To solve these problems, without adding microcontroller hardware, we're going to need emulators. This allows us to build up the foundation for a robust backend:

  1. Build an emulator
  2. Write behavioral tests using the emulator
  3. Write the backend
  4. Use those behavioral tests on new backend

1. Build an emulator

The emulator's job is to execute instructions to mutate state of the processor and memory. We only need unit tests to verify that it does this correctly. Since we'll rely on the emulator later to verify the code generated by the compiler, it needs to be thorough.

By using an emulator based approach it makes it significantly easier for others to contribute because there's no bespoke hardware requirement.
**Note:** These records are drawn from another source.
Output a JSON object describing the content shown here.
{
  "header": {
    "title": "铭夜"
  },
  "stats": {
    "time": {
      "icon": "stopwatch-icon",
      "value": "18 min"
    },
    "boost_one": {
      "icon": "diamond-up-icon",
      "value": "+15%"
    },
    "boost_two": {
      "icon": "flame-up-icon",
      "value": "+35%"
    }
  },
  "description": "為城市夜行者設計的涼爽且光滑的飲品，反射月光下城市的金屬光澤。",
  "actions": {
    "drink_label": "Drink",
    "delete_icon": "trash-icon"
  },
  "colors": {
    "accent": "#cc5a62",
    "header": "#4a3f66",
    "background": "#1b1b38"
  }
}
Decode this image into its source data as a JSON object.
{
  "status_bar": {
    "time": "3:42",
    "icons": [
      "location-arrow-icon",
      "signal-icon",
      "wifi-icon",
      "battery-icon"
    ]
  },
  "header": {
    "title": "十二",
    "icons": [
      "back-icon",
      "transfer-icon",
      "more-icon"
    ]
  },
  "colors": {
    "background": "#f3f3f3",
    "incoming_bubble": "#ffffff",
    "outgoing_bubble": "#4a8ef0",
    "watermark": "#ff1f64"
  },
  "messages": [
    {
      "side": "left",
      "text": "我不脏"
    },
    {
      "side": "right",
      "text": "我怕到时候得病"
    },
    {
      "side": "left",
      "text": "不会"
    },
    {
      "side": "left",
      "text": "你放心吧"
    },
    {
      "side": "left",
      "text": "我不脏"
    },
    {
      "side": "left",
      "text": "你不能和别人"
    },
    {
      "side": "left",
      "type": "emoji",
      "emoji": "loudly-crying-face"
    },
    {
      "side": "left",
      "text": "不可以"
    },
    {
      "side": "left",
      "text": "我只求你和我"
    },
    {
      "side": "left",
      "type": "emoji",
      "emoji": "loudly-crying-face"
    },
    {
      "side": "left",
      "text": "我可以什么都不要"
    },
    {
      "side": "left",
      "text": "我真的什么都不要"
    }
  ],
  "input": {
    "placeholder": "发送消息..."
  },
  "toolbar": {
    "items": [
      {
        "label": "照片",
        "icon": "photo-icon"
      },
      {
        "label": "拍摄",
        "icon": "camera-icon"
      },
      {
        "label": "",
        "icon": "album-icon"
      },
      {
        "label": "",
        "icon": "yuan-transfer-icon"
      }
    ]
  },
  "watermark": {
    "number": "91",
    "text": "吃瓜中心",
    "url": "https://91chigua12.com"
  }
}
An emulator can also be built to improve debuggability, even do things such as step backwards in time.

2. Write behavioral tests using the emulator

Now that we have a machine that correctly emulates a given architecture, we can use it in tests to execute generated code, and inspect state

Even if we were to stop after this stage, there would be value from this work because the tests would be against code generated by LLVM. The more validation we have here, the more LLVM regressions can be caught and reported. Whether LLVM wants to fix those bug reports before a release is a different problem.

3. Write the backend

Luckily, from building the emulator, the busy work of interpreting machine code meaning should mostly be done. Using that, we should be able to focus on the task of integrating with the Zig compiler. This part is the most uncertain for myself as I haven't done any heavy development on the compiler yet.

4. Use behavioral tests on new backend

This should be the quickest and easiest of the steps, ideally it's used in conjunction with building out the backend. I'll also find it motivating seeing the number of passed tests go up over time.

Next Steps

I'm starting with eBPF as the first victim of this process. Its bytecode and VM are relatively simple. Compare this with one of the embedded targets and you'll find optional sets of instructions, and additional simulation details I'd be interested in such as cycle counts, pipelines, caches. The latter details aren't necessary for validating the correctness of a backend, but I'm trying to avoid temptation as they sound cool and fun.